By the time we get downstairs to the store, we are an hour late. Charles, the newest guy, is at the register, so I decide to have Cherry help me unpack boxes.
Boxes are good. You do not have to think to unpack them. First you slice them with the cutter, second you pry open the cardboard, and third you lift the stuff out. Popcorn filler drops to the floor. I get a broom and sweep it up. I do not think. It feels good not to think.
Gary brings Sandy and the girls in to help.
We need a lot of help at the store without Keith.
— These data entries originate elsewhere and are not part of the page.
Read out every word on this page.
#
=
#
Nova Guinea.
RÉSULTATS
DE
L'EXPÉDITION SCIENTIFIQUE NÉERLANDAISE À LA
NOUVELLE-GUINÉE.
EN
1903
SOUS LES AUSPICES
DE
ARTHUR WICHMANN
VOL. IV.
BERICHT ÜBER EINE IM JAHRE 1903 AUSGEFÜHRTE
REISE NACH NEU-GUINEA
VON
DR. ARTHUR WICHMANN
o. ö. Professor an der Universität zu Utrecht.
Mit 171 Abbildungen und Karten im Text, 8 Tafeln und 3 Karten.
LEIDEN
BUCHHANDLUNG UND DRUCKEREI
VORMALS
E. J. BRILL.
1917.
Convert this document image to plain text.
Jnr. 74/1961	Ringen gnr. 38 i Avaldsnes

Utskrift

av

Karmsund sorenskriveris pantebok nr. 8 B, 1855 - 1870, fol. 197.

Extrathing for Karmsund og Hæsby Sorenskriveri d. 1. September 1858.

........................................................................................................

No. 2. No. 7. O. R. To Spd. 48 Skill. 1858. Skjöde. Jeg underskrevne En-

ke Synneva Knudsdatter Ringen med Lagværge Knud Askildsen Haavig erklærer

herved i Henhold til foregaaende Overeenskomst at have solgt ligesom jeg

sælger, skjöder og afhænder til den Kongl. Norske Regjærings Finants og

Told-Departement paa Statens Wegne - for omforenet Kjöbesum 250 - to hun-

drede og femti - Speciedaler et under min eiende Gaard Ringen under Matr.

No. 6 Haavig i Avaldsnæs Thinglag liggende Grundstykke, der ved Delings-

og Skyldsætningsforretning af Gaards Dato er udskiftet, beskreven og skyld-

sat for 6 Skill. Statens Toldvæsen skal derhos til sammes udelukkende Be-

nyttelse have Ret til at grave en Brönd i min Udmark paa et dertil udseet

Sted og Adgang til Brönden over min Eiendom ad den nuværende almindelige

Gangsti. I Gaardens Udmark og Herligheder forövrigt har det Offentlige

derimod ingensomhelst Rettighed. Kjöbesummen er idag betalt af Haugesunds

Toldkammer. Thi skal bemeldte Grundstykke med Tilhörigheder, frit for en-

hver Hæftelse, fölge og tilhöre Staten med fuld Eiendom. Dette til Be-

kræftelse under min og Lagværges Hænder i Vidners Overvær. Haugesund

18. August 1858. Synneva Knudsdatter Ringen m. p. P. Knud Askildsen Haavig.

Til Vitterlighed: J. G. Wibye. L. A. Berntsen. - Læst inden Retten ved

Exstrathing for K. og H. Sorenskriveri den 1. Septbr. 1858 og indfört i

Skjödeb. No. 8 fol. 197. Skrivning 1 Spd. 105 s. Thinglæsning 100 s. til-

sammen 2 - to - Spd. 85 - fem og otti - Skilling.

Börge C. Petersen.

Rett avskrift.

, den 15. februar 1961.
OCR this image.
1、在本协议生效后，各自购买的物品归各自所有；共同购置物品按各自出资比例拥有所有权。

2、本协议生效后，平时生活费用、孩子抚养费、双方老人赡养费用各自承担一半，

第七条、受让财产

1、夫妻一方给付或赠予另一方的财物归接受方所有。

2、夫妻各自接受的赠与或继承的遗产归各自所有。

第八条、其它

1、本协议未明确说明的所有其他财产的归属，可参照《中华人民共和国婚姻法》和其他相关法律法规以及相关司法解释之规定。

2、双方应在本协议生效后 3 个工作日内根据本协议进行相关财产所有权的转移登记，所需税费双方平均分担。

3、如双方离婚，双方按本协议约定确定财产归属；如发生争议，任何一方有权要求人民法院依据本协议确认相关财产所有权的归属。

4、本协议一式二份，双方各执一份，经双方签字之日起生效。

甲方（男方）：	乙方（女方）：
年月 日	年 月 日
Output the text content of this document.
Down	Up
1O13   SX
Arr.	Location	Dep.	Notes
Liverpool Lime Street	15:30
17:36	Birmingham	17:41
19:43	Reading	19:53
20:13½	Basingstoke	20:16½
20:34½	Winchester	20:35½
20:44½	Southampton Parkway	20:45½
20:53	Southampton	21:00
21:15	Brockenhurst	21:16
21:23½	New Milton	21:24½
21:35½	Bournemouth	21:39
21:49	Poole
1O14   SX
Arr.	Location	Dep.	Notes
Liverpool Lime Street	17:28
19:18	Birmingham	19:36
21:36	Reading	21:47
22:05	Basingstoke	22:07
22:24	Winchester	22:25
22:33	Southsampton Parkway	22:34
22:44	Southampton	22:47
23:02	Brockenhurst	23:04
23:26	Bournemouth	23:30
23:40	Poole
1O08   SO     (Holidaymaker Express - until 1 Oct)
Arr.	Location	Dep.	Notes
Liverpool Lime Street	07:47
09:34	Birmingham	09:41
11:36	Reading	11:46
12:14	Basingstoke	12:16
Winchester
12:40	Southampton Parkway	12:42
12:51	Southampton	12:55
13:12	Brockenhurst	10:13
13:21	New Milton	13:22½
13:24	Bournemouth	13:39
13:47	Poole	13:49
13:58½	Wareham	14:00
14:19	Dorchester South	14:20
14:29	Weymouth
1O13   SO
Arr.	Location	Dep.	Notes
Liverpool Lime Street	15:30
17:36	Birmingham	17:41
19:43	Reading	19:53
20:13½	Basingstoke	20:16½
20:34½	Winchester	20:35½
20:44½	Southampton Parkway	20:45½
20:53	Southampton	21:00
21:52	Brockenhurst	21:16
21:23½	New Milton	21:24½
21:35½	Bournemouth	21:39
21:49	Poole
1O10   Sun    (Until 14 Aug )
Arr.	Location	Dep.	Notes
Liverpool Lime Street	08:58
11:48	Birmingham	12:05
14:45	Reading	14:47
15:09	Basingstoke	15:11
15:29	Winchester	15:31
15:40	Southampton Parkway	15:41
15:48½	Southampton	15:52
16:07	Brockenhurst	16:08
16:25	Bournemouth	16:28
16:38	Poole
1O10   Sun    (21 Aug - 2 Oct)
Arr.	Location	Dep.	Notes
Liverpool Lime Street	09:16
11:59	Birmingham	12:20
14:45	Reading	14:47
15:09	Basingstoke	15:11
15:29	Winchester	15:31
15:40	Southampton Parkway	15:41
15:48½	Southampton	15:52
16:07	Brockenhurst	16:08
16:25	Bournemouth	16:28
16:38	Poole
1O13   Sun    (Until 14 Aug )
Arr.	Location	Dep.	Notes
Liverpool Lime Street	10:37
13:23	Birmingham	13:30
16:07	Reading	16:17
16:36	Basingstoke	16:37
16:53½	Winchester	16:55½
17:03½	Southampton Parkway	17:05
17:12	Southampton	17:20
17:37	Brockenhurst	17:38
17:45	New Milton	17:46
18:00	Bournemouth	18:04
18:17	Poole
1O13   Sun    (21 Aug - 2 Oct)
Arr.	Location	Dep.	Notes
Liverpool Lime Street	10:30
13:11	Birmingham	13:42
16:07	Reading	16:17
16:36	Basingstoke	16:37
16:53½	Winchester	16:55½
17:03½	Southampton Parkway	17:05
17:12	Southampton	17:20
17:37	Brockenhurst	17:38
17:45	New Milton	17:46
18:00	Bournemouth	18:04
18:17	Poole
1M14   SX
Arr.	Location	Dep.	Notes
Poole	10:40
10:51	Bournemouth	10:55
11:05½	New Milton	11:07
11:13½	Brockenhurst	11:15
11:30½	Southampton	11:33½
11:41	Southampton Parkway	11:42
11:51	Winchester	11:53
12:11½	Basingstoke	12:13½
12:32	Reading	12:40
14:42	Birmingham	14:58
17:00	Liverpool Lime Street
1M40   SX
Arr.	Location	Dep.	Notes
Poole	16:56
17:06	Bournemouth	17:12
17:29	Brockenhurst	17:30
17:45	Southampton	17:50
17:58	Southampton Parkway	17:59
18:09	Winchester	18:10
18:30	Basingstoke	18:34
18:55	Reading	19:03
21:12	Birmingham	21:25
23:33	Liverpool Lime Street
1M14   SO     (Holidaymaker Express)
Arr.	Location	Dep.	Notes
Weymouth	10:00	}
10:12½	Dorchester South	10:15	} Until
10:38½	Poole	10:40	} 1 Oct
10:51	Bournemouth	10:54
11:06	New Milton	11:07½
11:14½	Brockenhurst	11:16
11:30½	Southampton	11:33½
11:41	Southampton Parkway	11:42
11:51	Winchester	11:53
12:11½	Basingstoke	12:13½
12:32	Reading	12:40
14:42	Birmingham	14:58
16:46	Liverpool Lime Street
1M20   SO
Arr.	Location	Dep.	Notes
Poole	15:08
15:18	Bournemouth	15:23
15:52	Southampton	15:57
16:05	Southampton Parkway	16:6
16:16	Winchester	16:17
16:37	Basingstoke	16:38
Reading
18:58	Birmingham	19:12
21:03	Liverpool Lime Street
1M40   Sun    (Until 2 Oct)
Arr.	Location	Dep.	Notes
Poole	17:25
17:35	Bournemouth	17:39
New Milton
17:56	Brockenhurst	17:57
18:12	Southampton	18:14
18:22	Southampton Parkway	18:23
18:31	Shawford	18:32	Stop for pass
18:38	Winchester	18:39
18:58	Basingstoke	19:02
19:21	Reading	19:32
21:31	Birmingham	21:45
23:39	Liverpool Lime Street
I have to set the alarm extra early each morning so there is time to help Cherry get dressed. I cannot sleep because I need to be ready to put her back to bed when she gets up in the middle of the night to stare at
Diamond Girl
through the window. I am so tired, and so sad, there is an ocean of hurt in my heart.
My eyes open. It is late.
There is a voice. Keith’s voice.
Take care of her, Per. Take care . . .
I hear Gram.
Careful . . .
I see the moon shining over the floor.
Cherry is not at the window, but I hear a noise.
It is coming from the kitchen.
Drawers open. One. Two. I hear them slide.
I get up. It might be a burglar. The bedroom door is open and I look inside. Cherry’s bed is empty. I walk into the kitchen.